Als dat niet op een referentiebasis gebeurt, is dat een verloren zaak. Dat kun je niet per koe of per bedrijf minutieus meten. Dat is overigens technisch onuitvoerbaar maar ook onbetaalbaar. Ik zie ook helemaal niet de kracht van vergelijking tussen het een en het ander.

De heer Koffeman (PvdD):

Om het heel helder te maken, op het moment dat we fosfaatplafonds bereiken en op het moment dat we willen weten waar de mest blijft, waarvan LTO zegt dat 30 tot 40% frauduleus verwerkt wordt …

De heer Schaap (VVD):

Dat zegt LTO niet.

De heer Koffeman (PvdD):

Een woordvoerder van LTO zegt dat, zoals u weet.

De heer Schaap (VVD):

Laat maar zitten.

De heer Koffeman (PvdD):

Laat maar zitten? Is dat het antwoord op mijn vraag? Dan zijn we snel klaar!

De heer Schaap (VVD):

Nee, u was bezig een vraag te stellen. Het gaat erom dat u LTO verkeerd citeert, en daar reageer ik even op. Maar als er geen vraag meer is, zijn we klaar.

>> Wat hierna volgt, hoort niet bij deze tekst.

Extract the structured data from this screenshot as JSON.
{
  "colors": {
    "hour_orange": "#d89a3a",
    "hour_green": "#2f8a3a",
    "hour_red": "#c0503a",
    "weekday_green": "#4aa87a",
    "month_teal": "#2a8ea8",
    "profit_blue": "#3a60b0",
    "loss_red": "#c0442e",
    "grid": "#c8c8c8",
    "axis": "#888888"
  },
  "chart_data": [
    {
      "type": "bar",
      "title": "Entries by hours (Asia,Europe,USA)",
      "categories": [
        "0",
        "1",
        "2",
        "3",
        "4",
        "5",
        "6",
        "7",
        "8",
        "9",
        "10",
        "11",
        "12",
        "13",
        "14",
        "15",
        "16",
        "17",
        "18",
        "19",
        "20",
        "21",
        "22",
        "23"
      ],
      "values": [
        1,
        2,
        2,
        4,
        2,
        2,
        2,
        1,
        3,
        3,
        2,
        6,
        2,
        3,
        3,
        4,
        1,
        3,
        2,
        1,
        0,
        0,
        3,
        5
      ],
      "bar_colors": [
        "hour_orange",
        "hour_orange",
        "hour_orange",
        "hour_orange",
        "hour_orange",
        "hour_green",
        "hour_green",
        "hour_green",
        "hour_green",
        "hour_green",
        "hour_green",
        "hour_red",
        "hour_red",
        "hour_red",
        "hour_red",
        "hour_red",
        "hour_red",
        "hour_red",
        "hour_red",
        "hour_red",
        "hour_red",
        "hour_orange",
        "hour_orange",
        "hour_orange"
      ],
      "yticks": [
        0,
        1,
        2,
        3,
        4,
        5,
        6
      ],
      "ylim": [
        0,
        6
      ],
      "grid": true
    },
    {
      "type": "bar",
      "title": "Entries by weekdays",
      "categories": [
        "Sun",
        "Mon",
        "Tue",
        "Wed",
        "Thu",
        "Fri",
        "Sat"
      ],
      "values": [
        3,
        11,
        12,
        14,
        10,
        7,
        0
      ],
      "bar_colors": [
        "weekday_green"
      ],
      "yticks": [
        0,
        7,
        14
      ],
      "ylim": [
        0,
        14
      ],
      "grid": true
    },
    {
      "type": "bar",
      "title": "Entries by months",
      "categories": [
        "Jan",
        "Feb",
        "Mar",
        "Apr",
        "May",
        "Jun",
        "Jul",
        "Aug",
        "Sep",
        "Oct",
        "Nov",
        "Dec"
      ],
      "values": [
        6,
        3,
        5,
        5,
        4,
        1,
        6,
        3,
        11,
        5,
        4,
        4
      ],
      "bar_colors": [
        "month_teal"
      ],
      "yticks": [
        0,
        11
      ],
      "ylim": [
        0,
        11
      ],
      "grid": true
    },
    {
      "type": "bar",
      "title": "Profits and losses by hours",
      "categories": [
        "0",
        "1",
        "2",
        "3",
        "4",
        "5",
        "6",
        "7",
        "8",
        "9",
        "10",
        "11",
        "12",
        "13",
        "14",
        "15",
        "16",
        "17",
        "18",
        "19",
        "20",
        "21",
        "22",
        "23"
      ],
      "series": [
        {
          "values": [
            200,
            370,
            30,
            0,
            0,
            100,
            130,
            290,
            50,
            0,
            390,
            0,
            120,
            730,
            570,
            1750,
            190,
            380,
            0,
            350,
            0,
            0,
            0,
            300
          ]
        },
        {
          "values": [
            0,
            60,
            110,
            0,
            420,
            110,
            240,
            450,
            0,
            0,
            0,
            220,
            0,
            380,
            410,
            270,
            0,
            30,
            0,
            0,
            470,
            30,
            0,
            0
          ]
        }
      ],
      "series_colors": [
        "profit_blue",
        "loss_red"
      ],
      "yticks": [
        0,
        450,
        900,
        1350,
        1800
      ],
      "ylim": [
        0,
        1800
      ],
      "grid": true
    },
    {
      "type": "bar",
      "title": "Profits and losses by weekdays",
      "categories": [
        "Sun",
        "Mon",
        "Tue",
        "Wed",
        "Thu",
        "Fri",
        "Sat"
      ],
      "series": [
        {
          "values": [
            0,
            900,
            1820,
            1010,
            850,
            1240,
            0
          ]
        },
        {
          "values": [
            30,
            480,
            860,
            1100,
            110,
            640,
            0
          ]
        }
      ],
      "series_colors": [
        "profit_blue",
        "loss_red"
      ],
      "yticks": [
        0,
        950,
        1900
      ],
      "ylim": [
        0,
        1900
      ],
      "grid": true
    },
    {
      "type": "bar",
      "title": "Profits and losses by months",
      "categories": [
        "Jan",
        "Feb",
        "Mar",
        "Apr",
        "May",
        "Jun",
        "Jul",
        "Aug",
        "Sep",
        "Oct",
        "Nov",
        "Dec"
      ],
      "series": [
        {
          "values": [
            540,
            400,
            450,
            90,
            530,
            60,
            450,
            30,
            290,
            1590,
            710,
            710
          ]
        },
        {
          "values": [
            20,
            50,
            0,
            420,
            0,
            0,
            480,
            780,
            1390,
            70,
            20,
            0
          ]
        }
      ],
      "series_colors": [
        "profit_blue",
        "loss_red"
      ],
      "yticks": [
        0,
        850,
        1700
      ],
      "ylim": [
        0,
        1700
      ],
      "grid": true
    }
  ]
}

Voorzitter. Ik ben erg voor de kringloopgedachte, maar dan hebben we het wel over ruwvoer en de combinatie daarvan met het telen van gras op akkerbouwbedrijven, om dat allemaal rond te zetten. Er worden natuurlijk heel veel meer voeders gebruikt in de veehouderij, waaronder ook rest- en afvalproducten. Die kun je uiteraard niet in de kringloopgedachte brengen. Hetzelfde geldt voor het gebruik van sojaschroot. De heer Koffeman suggereert geregeld dat de Nederlandse veehouderij enorme hoeveelheden soja consumeert. Echter, geen korrel soja gaat de koe in. Dat is alleen maar sojaschroot: verwerkte soja waaruit de olie gehaald is. Zou je ooit ertoe overgaan om de koeien soja toe te dienen — als ik het even in platte boerentermen mag zeggen — dan schijten ze tien meter achteruit en is de gezondheid buitengewoon bedreigd. Geen boer zal daaraan beginnen.

De heer Koffeman (PvdD):

Misschien mag ik collega Schaap adviseren om zich een beetje te verdiepen in soja. Sojaschroot is inmiddels het hoofdproduct en niet meer het rest- of afvalproduct. Sojaschroot is de reden waarom soja geproduceerd wordt. Sojaschroot is de reden waarom regenwouden gekapt worden. Voor Nederlandse koeien.

De heer Schaap (VVD):

Er worden geen regenwouden gekapt om soja te verbouwen, maar dan krijgen we een agronomische discussie. Nogmaals, soja wordt verbouwd voor de oliewinning. Het restproduct dat overblijft is een buitengewoon geschikt veevoer. Dat geldt dus ook voor vele andere restproducten. Het ging mij erom dat dit allemaal buiten de kringloopgedachte valt. Dat moet ook zo blijven.